BU BEL ALTI TACİZİ EMRİ SARAY’DAN VERİLMİŞ

Bel altı bir şey söyleyeyim. MOBESE ile belediye başkanı izlemek. ‘Bel altılık’ diyor ya. Aynaya bakmış kendini muhalefet zannetmiş herhalde. Ben bu işleri Süleyman Soylu yaptı sanmıştım, yanılmışım. Ak Parti’nin genel görüşmeyi reddetmesinden anlaşılıyor ki bu bel altı tacizi emri Saray’dan verilmiş.

FETÖ YÖNTEMLERİ DEVAM EDİYOR

Akıl dışılık, ahlak dışılık ve bel altı yöntemler, FETÖ ile beraber icat ettiğiniz bir şeydir. Bugün Türkiye’de bu akıl dışılık, ahlak dışılık ve bel altı kavramlarını Türkiye’nin başına bela eden senin FETÖ ile ortak olduğun dönemdir. Güya FETÖ bitti ama FETÖ yöntemleri devam ediyor.

KAVALA’YA ÖZEL KİNİ İLE ERDOĞAN’IN TALİMATI İLE TUTULAN BİR REHİN

Avrupa Konseyi, Osman Kavala ile ilgili ihlal sürecini resmen başlattı, AİHM’den görüş istedi. Beyefendi, ‘bizim mahkemelerimizi tanımayanları ben hiç tanımam’ diyor.
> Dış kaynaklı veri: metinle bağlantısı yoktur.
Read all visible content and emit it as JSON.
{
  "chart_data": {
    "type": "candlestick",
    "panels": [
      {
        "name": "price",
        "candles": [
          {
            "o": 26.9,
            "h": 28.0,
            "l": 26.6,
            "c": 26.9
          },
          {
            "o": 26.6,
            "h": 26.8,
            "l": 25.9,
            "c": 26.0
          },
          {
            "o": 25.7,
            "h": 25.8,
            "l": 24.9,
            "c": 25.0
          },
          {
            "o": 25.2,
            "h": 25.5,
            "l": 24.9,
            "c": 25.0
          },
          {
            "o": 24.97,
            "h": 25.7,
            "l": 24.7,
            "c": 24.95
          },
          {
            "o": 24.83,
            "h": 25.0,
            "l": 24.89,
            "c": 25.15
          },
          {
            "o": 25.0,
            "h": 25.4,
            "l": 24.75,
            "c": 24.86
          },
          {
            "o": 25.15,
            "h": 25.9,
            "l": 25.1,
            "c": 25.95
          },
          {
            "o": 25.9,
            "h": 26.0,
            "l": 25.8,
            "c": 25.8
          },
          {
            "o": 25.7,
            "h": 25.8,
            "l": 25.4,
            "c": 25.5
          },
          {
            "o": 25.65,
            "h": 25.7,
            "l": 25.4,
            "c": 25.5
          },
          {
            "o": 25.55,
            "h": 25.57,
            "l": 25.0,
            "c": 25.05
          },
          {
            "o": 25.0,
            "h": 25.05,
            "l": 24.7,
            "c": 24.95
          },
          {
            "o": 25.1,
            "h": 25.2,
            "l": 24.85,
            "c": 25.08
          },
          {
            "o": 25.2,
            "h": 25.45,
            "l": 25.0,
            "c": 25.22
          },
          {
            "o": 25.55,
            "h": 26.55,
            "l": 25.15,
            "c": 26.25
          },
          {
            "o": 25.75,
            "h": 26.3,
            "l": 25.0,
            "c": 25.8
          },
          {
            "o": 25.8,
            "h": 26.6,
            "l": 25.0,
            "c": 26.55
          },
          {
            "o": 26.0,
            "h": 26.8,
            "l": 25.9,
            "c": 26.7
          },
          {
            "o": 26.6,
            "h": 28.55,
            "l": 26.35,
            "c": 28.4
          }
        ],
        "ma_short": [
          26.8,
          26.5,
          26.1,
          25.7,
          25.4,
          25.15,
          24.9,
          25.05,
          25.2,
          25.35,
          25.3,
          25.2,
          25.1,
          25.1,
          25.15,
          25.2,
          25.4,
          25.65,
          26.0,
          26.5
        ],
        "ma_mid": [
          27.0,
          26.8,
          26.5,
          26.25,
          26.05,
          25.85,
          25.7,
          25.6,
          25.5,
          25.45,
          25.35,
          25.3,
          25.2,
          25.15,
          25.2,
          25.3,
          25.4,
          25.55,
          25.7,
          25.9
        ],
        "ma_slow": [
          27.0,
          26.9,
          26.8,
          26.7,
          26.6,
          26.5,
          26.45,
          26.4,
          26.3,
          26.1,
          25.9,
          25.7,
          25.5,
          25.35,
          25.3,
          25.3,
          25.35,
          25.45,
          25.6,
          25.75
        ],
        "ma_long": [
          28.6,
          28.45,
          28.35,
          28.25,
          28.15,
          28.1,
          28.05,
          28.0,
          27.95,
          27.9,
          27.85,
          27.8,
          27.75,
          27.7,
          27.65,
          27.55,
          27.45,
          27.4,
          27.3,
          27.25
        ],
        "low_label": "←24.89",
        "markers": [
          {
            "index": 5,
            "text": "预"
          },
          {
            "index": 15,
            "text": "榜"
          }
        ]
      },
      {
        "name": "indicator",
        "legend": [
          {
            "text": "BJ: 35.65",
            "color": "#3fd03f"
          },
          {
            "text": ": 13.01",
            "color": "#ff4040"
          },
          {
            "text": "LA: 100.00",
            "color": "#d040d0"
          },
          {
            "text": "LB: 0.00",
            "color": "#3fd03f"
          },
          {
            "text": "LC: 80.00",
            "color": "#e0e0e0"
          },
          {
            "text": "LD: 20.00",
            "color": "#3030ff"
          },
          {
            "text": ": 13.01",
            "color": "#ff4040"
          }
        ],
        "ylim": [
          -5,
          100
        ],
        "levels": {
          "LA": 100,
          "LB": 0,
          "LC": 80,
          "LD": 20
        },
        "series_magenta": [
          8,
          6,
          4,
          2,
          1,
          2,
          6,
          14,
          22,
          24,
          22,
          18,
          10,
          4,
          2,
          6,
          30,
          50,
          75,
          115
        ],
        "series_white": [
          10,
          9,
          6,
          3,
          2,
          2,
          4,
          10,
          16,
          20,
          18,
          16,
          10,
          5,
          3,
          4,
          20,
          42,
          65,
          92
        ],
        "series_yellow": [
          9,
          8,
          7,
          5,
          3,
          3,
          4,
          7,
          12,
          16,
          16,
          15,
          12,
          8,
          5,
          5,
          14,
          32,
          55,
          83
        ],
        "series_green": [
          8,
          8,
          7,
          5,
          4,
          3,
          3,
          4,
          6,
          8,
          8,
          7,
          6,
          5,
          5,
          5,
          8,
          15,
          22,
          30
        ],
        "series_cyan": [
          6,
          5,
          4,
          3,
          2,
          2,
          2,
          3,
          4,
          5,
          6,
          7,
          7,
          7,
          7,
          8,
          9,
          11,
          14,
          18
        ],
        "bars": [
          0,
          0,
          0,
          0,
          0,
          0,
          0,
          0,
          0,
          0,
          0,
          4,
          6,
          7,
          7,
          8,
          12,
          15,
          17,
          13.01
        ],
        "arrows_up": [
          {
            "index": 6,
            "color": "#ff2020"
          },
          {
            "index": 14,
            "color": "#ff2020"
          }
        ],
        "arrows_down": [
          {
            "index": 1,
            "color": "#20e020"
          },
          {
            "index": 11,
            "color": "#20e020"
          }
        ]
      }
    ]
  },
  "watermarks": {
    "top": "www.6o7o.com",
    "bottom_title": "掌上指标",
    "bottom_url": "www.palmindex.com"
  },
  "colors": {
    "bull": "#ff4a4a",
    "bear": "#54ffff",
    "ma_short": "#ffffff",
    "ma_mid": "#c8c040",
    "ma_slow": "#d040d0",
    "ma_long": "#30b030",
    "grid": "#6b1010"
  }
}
Osman Kavala ile ilgili verilmiş mahkeme kararı var mı? Bir tane var. Beraat kararı. Beraat ediyor başka uyduruk soruşturma ile tekrar tutuklanıyor. 4 yıldır içeride yatıyor adamcağız. 4 yılda bitmeyen dava olur mu? Kavala bir tutuklu değil. Kavala bir rehin. Kavala’ya olan özel kini ile Erdoğan’ın talimatı ile tutulan bir rehin. Kavala şu an hüküm giymiş olmalıdır ki giyemez ya da dışarıda olması lazım. Peki Erdoğan ‘ben AİHM’i tanımam’ diyorsun. Sen AİHM’e niye gittin? Kaç defa gittin? 1999-2002 arasında tam üç defa başvurdun. Birinde adil yargılama talebinde bulundun, birinde milletvekili adayı yapılmadığın için koşa koşa AİHM’e gittin. Sana gelince hem cam kenarı hem hostes koltuğu muhalefete gelince otobüsün bagajı. Sen AİHM’e gittin. Haklıydın orada, bak Erdoğan hakkını yemiyorum. Sen Anayasa’yı açtın, 90.maddesini okudun. Koşa koşa AİHM’e gitti. Osman Kavala da doğal olarak gitti. ‘Benim mahkememin kararını tanımayanı ben tanımam.’ Burada da çelişiyor adam. Burada da çelişiyor.”